Peanut Company acquired 100 percent of Snoopy Companys outstanding common stock for $300,000 on January 1, 20X8, when the book value of Snoopys net assets was equal to $300,000. Peanut uses the equity method to account for investments. Trial balance data for Peanut and Snoopy as of December 31, 20X8, are as follows:

Peanut Company Snoopy Company
Debit Credit Debit Credit
Cash $ 130,000 $ 80,000
Accounts Receivable 165,000 65,000
Inventory 200,000 75,000
Investment in Snoopy Company 355,000 0
Land 200,000 100,000
Buildings & Equipment 700,000 200,000
Cost of Goods Sold 200,000 125,000
Depreciation Expense 50,000 10,000
Selling & Administrative Expense 225,000 40,000
Dividends Declared 100,000 20,000
Accumulated Depreciation $ 450,000 $ 20,000
Accounts Payable 75,000 60,000
Bonds Payable 200,000 85,000
Common Stock 500,000 200,000
Retained Earnings 225,000 100,000
Sales 800,000 250,000
Income from Snoopy Company 75,000 0
Total $ 2,325,000 $ 2,325,000 $ 715,000 $ 715,000

(Assume the company prepares the optional Accumulated Depreciation Elimination Entry) Required: a.
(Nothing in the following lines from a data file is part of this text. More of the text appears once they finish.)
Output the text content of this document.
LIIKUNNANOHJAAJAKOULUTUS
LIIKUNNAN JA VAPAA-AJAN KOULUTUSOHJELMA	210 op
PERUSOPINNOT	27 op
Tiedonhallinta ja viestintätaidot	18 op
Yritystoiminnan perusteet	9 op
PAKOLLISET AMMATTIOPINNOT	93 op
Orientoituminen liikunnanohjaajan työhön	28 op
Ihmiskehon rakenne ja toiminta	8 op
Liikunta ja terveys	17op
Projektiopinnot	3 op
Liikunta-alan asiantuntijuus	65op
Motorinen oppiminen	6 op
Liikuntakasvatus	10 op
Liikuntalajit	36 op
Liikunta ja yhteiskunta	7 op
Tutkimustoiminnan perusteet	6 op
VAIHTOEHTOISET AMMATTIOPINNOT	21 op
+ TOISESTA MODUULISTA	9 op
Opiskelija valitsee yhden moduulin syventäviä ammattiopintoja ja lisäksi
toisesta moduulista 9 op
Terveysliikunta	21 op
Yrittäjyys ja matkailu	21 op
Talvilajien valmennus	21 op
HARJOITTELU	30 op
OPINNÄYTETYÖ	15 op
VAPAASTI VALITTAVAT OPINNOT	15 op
Prepare the journal entries on Peanuts books for the acquisition of Snoopy on January 1, 20X8, as well as any normal equity method entry(ies) related to the investment in Snoopy Company during 20X8. (If no entry is required for a transaction/event, select "No journal entry required" in the first account field.)